After laying relatively low for four years, the company is making waves with a buzzy expansion to D.C., a recent $330,000 round of funding and this new campaign. Why launch an ad campaign now? Three reasons, Goldenberg told us:
- The rebranding. Wash Cycle is using the campaign to push out its recent rebranding. It used some of its new funding to hire a sales and marketing team (Goldenberg herself joined the team in December from the Arden Theatre Company, where she ran marketing and PR) and did market analysis and customer surveys to help execute the rebranding effort. The rebranding was done by San Francisco-based, Philadelphia native Carly Hall Scott of Mama Bear Creative.
- The infrastructure upgrades. “We’ve increased our capacity with the addition of electric assist tricycles to our fleet, added new services such as Dry Cleaning, expanded delivery hours and updated the online customer experience,” she said. That means that Wash Cycle can handle an increase in customers.
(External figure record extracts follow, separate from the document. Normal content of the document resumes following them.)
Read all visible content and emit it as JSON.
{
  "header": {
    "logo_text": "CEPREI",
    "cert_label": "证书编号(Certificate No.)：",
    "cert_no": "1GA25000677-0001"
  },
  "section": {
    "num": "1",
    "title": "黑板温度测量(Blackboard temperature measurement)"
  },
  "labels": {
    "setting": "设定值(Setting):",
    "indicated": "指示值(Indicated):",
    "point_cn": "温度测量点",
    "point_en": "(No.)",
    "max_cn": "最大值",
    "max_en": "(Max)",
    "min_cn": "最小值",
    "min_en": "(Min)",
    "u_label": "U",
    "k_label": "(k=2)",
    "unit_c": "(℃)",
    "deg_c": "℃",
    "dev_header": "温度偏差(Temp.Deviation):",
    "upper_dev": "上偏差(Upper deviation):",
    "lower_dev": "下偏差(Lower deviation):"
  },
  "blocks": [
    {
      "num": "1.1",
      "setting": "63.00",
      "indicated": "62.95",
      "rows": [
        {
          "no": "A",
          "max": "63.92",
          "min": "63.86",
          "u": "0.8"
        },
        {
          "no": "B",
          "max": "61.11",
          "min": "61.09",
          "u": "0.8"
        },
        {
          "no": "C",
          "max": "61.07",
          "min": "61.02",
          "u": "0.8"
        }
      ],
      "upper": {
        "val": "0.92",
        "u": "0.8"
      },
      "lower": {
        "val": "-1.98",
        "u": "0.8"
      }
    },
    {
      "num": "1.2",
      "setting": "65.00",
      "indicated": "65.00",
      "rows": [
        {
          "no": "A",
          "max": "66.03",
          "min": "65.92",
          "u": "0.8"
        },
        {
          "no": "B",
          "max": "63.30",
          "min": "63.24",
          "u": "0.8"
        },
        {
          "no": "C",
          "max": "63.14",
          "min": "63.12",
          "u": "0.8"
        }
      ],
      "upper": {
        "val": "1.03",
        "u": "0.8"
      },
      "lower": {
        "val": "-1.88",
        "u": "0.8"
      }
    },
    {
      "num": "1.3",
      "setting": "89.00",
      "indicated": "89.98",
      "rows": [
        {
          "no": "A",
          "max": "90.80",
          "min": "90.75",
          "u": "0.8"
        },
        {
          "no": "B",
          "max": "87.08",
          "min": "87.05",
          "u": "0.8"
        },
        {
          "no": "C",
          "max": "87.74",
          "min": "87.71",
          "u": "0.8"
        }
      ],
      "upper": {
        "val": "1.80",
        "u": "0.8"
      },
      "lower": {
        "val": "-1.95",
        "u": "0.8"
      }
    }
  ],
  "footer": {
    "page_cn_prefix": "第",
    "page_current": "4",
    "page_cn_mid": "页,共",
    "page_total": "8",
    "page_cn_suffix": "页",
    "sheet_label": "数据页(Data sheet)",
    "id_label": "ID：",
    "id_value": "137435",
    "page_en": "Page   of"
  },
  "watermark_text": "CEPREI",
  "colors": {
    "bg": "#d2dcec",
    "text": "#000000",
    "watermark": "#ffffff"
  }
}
- The weather. The spring is “historically a time when we see an increase in business,” she said.
Wash Cycle declined to share how much it was spending on the campaign but said that it “spent less on actual ad buys or printing than on contracting designers for branding and design.”
The Wash Cycle team is now 33 people strong, with about a third of those staffers being cyclists. It has three employees in D.C. and is looking to hire more there, Goldenberg said.